As for the predicate, I am proposing we add new predicates that more precisely capture the relationship being asserted to hold here. I think 'affects' is too general, and perhaps not really correct (gene expression / mutations are 'affecting' the patient response to a drug, not the drug itself). The predicates we would have to add for the proposal above minimally include bl:associated with sensitivity to and bl:associated with resistance to.

Finally, all of this does raise an alternative modeling possibility where the subject is truly a Gene (free of any qualifier), and we move the meaning captured above using 'Expression' / 'Mutation' qualifiers into the predicate. e.g.

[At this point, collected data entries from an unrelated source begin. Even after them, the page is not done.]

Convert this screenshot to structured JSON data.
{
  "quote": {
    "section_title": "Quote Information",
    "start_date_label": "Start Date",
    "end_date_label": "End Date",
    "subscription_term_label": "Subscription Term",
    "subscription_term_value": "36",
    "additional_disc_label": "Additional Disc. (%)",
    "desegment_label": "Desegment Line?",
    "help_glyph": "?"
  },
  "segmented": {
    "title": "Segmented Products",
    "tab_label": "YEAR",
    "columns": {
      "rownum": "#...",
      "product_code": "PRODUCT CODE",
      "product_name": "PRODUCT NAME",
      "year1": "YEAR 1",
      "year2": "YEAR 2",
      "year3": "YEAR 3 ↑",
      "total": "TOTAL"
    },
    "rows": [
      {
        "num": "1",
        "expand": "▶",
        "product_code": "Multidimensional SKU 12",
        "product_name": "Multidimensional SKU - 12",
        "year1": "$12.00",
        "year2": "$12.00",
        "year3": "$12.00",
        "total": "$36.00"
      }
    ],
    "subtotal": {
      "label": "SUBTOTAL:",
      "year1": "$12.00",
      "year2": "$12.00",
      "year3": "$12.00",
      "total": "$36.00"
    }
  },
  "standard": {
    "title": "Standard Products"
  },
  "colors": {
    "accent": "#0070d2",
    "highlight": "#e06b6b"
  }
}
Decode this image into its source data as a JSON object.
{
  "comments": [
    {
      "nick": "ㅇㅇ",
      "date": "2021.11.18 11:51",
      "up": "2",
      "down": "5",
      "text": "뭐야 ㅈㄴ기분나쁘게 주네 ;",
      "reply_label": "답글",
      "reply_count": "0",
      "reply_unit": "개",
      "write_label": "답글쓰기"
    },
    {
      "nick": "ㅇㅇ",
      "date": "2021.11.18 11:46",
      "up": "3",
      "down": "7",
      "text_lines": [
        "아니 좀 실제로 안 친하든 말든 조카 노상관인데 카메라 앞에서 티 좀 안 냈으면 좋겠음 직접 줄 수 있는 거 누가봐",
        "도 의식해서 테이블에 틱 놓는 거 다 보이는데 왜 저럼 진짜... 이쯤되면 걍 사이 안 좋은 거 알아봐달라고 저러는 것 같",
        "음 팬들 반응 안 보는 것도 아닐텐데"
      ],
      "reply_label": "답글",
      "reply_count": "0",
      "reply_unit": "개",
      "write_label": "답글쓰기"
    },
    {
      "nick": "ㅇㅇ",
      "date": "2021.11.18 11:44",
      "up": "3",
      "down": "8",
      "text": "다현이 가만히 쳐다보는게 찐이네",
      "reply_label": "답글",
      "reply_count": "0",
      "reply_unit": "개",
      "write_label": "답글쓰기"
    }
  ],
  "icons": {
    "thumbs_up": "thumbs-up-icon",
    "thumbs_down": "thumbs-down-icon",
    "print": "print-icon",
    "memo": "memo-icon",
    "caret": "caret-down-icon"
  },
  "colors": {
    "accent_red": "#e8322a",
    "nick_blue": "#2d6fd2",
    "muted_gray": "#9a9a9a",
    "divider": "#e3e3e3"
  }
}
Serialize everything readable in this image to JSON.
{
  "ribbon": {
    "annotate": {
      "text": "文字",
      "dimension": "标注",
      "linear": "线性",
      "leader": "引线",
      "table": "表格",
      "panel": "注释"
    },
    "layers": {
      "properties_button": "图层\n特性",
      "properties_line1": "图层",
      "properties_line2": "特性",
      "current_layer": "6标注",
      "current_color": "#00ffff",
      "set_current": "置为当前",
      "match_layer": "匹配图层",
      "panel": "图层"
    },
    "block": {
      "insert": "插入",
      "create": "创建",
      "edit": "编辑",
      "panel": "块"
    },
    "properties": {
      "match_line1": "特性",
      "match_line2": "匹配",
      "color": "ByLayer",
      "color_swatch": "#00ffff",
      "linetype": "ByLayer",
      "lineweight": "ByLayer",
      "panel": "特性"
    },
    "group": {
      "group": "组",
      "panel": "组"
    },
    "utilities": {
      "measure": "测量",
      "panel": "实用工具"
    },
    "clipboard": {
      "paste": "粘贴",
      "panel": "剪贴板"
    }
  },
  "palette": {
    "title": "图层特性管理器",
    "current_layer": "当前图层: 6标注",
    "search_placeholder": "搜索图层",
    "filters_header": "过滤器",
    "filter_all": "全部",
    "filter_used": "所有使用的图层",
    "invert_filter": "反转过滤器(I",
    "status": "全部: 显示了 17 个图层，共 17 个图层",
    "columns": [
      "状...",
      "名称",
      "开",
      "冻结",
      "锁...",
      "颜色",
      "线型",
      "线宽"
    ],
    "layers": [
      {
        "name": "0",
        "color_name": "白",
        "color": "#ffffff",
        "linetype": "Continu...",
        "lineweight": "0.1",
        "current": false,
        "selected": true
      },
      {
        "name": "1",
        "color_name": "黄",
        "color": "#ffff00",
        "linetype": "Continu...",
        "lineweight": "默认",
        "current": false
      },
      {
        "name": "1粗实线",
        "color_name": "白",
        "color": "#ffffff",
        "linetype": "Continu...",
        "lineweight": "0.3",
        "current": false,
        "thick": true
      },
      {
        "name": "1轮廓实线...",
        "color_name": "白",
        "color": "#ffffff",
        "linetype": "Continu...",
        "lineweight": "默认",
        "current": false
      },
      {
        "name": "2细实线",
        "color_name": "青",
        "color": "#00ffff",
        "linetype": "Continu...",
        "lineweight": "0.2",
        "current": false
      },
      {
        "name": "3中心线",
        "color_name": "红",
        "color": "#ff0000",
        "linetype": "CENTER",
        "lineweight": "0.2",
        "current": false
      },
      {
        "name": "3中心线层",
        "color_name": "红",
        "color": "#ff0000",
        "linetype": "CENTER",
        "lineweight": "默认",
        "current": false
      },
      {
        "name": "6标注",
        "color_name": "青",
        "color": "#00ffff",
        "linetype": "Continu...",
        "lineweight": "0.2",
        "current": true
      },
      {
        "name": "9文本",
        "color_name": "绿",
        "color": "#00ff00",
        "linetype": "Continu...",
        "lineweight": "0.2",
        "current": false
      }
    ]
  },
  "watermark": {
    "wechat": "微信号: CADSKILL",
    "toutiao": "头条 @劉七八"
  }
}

# Second option: less reliance on qualifiers

subject: HGNC:427 (ALK)
predicate: bl:expression_level_associated with_sensitivity_to    # or bl:has_mutations_associated_with_sensitivity_to
object: CHEBI:64310   (Crizotinib)

For this approach, we would need to minimally add the following predicates: bl:expression level associated with sensitivity to, bl:expression level associated with resistance to, bl:mutations associated with sensitivity to, and bl:mutations associated with resistance to.

I think either approach could work, but my initial inclination is to go with the qualifier approach because I think it will allow for more flexibility to accommodate new use cases without predicate proliferation.

mbrush commented 3 years ago

Third option: More reliance on qualifiers - move 'patient response' aspect to a qualifier on the drug

subject: HGNC:427 (ALK)
subject_modifier: bl:SequenceVariation
predicate: bl:affects? associated with? bl:related_to?    
object: CHEBI:64310   (Crizotinib)
object_modifier: Sensitivity 

In all of these proposals, the question remains what category we use/define to type the association.

  1. GeneMutationtoDrugAssociation - requires adding a new Association type. But this does allow us to then define clear constraints / guardrails for how data is created using this association type.
  2. ChemicaltoGeneAssociation - the current / canonical direction for Chemical-Gene associations. But as noted above - problematic for a few reasons.
  3. GenetoChemicalAssociation - not the canonical direction for Chemical-Gene associations, but allows us to make a more natural statement about a gene/variant affecting response to a drug.
mikebada commented 3 years ago

@mbrush I don't think we'd need to broaden the definition fo ChemicalToGeneAssociation, as it's already very broadly defined as an interaction between a chemical entity and a gene or gene product.